Oleh sebab itu kehadiran "anak rambut gembel" di keluarga dianggap sebagai "berkah". Sebab kondisi demikian berkaitan dengan dengan eksistensi nenek moyang yang hadir di tengah keluarganya.
Maka secara khusus, anak-anak rambut gembel akan memperoleh perlakuan yang "lebih istimewa" dibanding dengan anak-anak yang tidak berambut gembel.
Pantangan yang diyakini bagi setiap orangtua anak rambut gembel adalah tidak diperbolehkan melakukan kekerasan fisik maupun verbal.
Ada beberapa keunikan yang berkaitan dengan mitos anak rambut gembel:
1. Usia anak rambut gembel sekitar 1-7 tahun.
2. Rambut yang gembel harus dipotong melalui ritual pemotongan rambut gembel.
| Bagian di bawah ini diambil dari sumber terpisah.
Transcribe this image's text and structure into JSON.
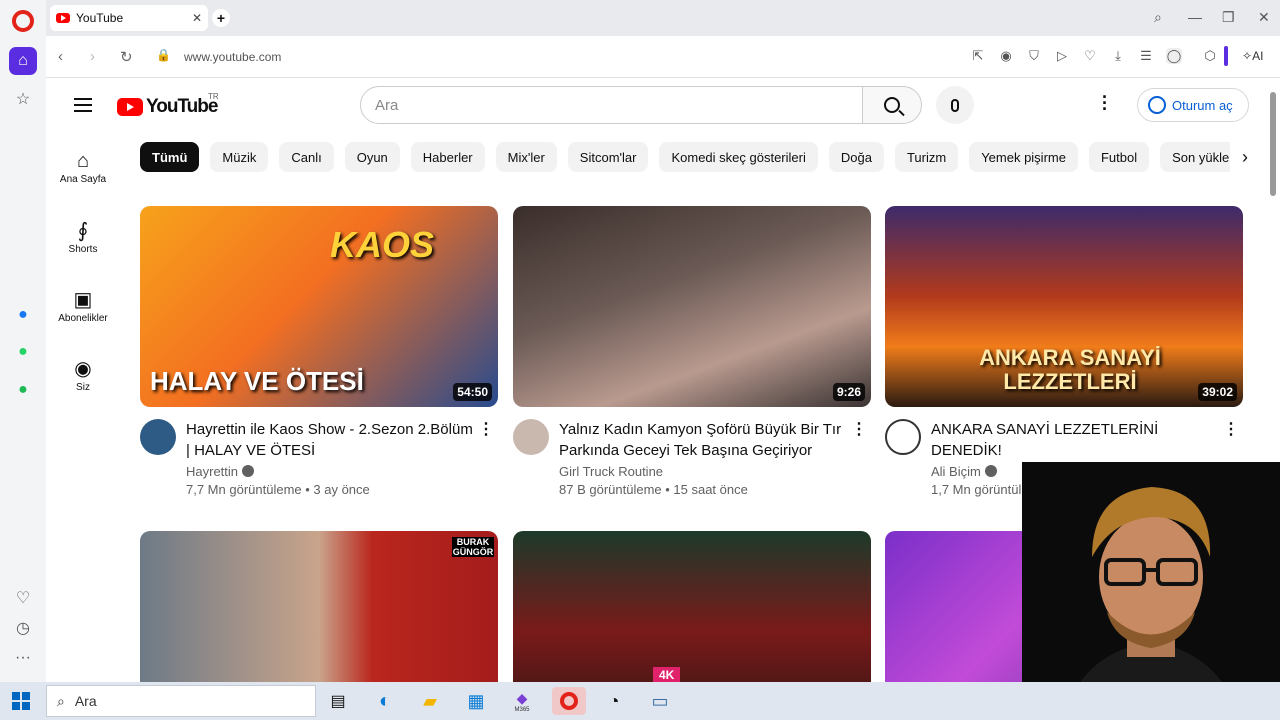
{
  "browser": {
    "tab_title": "YouTube",
    "url": "www.youtube.com",
    "ai_label": "AI"
  },
  "youtube": {
    "logo_text": "YouTube",
    "logo_region": "TR",
    "search_placeholder": "Ara",
    "signin_label": "Oturum aç",
    "guide": [
      {
        "label": "Ana Sayfa",
        "icon": "home-icon"
      },
      {
        "label": "Shorts",
        "icon": "shorts-icon"
      },
      {
        "label": "Abonelikler",
        "icon": "subscriptions-icon"
      },
      {
        "label": "Siz",
        "icon": "you-icon"
      }
    ],
    "chips": [
      "Tümü",
      "Müzik",
      "Canlı",
      "Oyun",
      "Haberler",
      "Mix'ler",
      "Sitcom'lar",
      "Komedi skeç gösterileri",
      "Doğa",
      "Turizm",
      "Yemek pişirme",
      "Futbol",
      "Son yüklen"
    ],
    "videos": [
      {
        "title": "Hayrettin ile Kaos Show - 2.Sezon 2.Bölüm | HALAY VE ÖTESİ",
        "channel": "Hayrettin",
        "stats": "7,7 Mn görüntüleme • 3 ay önce",
        "duration": "54:50",
        "thumb_text": "HALAY VE ÖTESİ",
        "thumb_brand": "KAOS"
      },
      {
        "title": "Yalnız Kadın Kamyon Şoförü Büyük Bir Tır Parkında Geceyi Tek Başına Geçiriyor",
        "channel": "Girl Truck Routine",
        "stats": "87 B görüntüleme • 15 saat önce",
        "duration": "9:26"
      },
      {
        "title": "ANKARA SANAYİ LEZZETLERİNİ DENEDİK!",
        "channel": "Ali Biçim",
        "stats": "1,7 Mn görüntül",
        "duration": "39:02",
        "thumb_text": "ANKARA SANAYİ LEZZETLERİ"
      }
    ],
    "row2_badges": [
      "BURAK GÜNGÖR",
      "4K"
    ]
  },
  "taskbar": {
    "search_placeholder": "Ara",
    "copilot_label": "M365"
  }
}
Pemotongan rambut dilakukan oleh tokoh adat.
3. Anak rambut gembel akan "meminta sesuatu" yang harus dipenuhi. Permintaan tersebut harus dipenuhi oleh orangtua.
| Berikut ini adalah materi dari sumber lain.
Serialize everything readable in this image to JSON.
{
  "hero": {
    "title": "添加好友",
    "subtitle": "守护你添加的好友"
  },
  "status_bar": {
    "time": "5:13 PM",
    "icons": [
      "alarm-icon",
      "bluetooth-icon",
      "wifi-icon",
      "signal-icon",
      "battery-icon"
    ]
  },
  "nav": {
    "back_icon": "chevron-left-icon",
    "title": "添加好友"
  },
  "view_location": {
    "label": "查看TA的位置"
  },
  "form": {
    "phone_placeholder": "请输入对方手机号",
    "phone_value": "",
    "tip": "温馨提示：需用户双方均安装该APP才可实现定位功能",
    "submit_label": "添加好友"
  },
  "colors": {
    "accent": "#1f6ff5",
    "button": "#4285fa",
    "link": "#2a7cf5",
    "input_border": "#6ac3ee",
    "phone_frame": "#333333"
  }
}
Apabila tidak, maka rambut mereka akan gembel lagi. Pada umumnya permintaan mereka yang biasa mereka lihat dan saksikan. Jadi sesuai pengetahuan mereka. Misalnya makanan, pakaian, sepeda, ayam, itik, dll.
4. Masyarakat (khususnya orangtua), tidak boleh bertindak kasar apalagi menganiaya kepada "anak rambut gembel".
Sebab diyakini, perlakuan tersebut akan berdampak pada petaka yang akan diterima oleh pelakunya (dalam Bahasa Jawa disebut "malati").
5. Populasi anak rambut gembel umumnya perempuan. Memang ada yang laki-laki, tetapi jumlahnya sangat kecil.
6. Jenis rambut gembelnya ada beberapa macam yaitu gembel gombak (gembel di belakang), gembel pari (gembel kecil-kecil), gembel pethek (gembel yang tumbuh di bagian samping kepala di atas telinga), dan gembel kuncung (gembel yang tumbuh di ubun-ubun).
Secara umum, keberadaan "anak rambut gembel" berada di dataran tinggi Dieng. Namun di wilayah dataran rendah juga masih ditemukan. Khususnya di Dusun Anggrung Gondok Desa Reco Kecamatan Kertek Kabupaten Wonosobo.Â
Di tempat tersebut penulis pernah mendampingi peserta didik melakukan pengamatan dan latihan meneliti kehidupan mereka, mendampingi teman-teman Guru Sosiologi Surabaya, mendampingi guru dan peserta didik kelas XI IPS SMAN 5 Surabaya, serta menemani guru dan peserta didik kelas XI IPS SMA Labschool Jakarta untuk melakukan observasi tentang fenomena "anak rambut gembel."
Mitos "anak rambut gembel" sudah berjalan turun temurun dalam waktu yang sangat panjang dan sudah mengkristal menjadi sistem religi yang sudah mengakar dalam kehidupan masyarakat.
Maka, di tengah modernitas yang terus berjalan, fenomena tersebut akan tetap bertahan. Walaupun populasinya makin berkurang dari waktu ke waktu.
Sampai kapan mitos tersebut akan hilang, tingkat pendidikan dan tingkat kesejahteraan masyarakatlah yang akan menjawabnya. Sebab fenomena tersebut secara faktual banyak ditemukan di wilayah pedesaan.